Unnamed: 0,Route,shipments,avg_cost
0,Warehouse_SEA → Boston,12,285.14
1,Warehouse_SEA → Miami,7,269.34
2,Warehouse_CHI → Phoenix,8,258.44
3,Warehouse_MIA → Boston,11,258.43
4,Warehouse_DEN → Boston,12,249.81
5,Warehouse_BOS → Boston,10,248.81
6,Warehouse_ATL → Boston,18,244.22
7,Warehouse_HOU → Seattle,11,242.85
8,Warehouse_BOS → Portland,17,242.65
9,Warehouse_LA → Atlanta,9,242.19


### Query 8 — Delivery reliability by carrier

In [13]:
query_8 = """
SELECT
    Carrier,
    ROUND(
        SUM(CASE WHEN Status = 'Delivered' THEN 1 ELSE 0 END) * 100.0 / COUNT(*),
        2
    ) AS delivery_rate_percent
FROM shipments
GROUP BY Carrier
ORDER BY delivery_rate_percent DESC;
"""
pd.read_sql(query_8, conn)

Unnamed: 0,Carrier,delivery_rate_percent
0,UPS,86.48
1,FedEx,82.59
2,OnTrac,82.41
3,DHL,81.48
4,USPS,81.29
5,LaserShip,81.1
6,Amazon Logistics,79.32


### Query 9 — Cost impact of delivery status

In [14]:
query_9 = """
SELECT
    Status,
    ROUND(AVG(Cost), 2) AS avg_cost,
    ROUND(AVG(Transit_Days), 2) AS avg_transit_days
FROM shipments
GROUP BY Status;
"""
pd.read_sql(query_9, conn)

Unnamed: 0,Status,avg_cost,avg_transit_days
0,Delayed,201.66,4.22
1,Delivered,200.53,4.19
2,In Transit,170.11,3.95
3,Lost,175.32,3.76
4,Returned,196.36,3.94


### Query 10 — Monthly seasonality analysis

In [15]:
query_10 = """
SELECT
    Ship_Month,
    COUNT(*) AS shipment_volume,
    ROUND(AVG(Cost), 2) AS avg_cost
FROM shipments
GROUP BY Ship_Month
ORDER BY Ship_Month;
"""
pd.read_sql(query_10, conn)

Unnamed: 0,Ship_Month,shipment_volume,avg_cost
0,1,158,187.98
1,2,136,188.01
2,3,160,189.03
3,4,158,187.71
4,5,169,200.4
5,6,157,200.49
6,7,160,203.48
7,8,174,186.75
8,9,153,203.62
9,10,170,191.16


In [16]:
conn.close()

## Key Insights from SQLite Analysis

From the SQLite-based analysis of the shipment data, several important logistics insights emerged.
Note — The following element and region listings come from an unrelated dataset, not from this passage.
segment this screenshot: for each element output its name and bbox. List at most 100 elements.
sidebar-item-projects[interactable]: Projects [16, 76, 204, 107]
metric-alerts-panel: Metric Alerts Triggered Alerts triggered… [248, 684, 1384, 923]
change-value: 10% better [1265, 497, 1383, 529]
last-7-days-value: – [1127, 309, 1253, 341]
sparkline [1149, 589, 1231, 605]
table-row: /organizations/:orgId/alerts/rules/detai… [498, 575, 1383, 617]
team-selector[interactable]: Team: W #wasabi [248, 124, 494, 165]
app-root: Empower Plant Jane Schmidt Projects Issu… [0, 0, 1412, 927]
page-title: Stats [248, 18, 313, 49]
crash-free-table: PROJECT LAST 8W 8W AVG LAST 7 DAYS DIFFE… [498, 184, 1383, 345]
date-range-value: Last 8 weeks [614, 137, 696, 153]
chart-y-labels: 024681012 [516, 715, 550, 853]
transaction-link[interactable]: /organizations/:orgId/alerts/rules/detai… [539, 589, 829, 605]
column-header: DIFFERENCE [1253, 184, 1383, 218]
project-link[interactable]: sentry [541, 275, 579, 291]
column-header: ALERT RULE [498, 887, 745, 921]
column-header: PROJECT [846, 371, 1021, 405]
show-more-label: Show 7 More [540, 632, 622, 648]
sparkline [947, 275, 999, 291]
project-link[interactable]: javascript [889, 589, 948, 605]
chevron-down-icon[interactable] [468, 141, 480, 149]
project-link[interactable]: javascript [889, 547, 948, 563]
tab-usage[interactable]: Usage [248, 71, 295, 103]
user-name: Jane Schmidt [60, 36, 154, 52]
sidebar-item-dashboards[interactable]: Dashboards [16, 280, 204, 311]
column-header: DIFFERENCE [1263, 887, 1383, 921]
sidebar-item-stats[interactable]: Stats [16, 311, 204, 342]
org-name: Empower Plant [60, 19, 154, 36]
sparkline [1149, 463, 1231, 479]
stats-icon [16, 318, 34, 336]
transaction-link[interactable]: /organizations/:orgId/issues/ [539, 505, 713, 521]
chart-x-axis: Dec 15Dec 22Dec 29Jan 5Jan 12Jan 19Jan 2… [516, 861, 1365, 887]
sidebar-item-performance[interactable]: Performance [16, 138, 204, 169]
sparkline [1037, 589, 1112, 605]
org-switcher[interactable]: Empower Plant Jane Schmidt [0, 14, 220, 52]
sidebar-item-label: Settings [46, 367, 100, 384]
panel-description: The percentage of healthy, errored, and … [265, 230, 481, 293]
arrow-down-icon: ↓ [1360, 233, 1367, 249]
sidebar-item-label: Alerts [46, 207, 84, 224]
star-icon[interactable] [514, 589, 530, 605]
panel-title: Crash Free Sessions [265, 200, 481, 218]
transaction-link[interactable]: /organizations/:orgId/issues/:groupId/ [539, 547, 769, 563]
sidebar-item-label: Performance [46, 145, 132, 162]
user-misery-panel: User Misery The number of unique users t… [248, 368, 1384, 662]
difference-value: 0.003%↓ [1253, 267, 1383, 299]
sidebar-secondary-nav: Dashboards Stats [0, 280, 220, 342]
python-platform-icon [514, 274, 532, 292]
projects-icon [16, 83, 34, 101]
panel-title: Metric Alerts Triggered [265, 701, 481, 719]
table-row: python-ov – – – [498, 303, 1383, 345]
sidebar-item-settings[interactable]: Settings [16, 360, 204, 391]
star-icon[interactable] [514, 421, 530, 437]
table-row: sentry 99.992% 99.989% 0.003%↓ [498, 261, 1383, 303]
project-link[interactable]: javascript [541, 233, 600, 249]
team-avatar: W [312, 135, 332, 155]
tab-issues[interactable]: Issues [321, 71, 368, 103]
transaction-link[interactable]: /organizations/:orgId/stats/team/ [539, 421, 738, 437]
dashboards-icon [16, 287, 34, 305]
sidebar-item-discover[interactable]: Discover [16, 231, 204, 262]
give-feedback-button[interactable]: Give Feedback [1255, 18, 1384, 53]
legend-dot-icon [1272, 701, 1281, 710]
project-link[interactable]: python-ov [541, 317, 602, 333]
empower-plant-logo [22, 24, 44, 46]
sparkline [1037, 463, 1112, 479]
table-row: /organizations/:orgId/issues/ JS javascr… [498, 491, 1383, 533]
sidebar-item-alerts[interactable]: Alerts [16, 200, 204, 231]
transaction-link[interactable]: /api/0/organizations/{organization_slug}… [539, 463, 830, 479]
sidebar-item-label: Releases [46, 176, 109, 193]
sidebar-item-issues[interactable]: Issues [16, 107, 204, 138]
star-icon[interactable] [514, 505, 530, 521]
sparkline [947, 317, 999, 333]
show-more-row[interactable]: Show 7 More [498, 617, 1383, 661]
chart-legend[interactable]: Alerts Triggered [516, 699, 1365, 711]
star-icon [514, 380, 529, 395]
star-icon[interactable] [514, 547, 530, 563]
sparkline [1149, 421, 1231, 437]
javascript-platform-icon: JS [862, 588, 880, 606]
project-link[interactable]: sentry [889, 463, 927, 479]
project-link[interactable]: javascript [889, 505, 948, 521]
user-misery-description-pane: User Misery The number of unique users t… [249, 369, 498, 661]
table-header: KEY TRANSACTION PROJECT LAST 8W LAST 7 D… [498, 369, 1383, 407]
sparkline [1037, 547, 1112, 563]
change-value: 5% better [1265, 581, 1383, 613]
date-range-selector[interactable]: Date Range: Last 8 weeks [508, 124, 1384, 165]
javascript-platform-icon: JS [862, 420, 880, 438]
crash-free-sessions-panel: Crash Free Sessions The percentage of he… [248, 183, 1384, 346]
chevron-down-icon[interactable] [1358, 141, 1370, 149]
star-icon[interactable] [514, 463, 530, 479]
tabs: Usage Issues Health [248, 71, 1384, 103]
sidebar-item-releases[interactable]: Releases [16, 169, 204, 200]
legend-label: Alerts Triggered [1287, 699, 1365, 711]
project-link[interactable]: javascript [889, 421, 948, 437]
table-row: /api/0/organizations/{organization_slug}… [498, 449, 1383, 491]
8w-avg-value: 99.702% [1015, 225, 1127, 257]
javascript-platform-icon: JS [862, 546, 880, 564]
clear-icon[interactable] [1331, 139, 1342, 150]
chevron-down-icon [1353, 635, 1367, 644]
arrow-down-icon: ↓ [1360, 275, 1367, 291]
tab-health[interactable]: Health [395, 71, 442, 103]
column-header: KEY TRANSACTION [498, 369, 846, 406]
The results show that shipping costs vary significantly by carrier, with some carriers consistently offering lower average costs and better cost-per-mile efficiency, especially on long-distance shipments. Cost per mile tends to decrease as shipment distance increases, indicating economies of scale for longer routes. Warehouse-level analysis revealed that certain origin warehouses handle higher shipment volumes and also incur higher average costs, suggesting opportunities for operational optimization. Route-level queries highlighted a small set of routes that contribute disproportionately to total shipping costs, making them strong candidates for carrier renegotiation or alternative routing. Additionally, delivery performance analysis showed that the majority of shipments are successfully delivered, while delayed shipments are associated with higher average costs and longer transit times. Seasonal trends further indicate that shipment volume and costs fluctuate by month, reinforcing the importance of data-driven planning in logistics operations.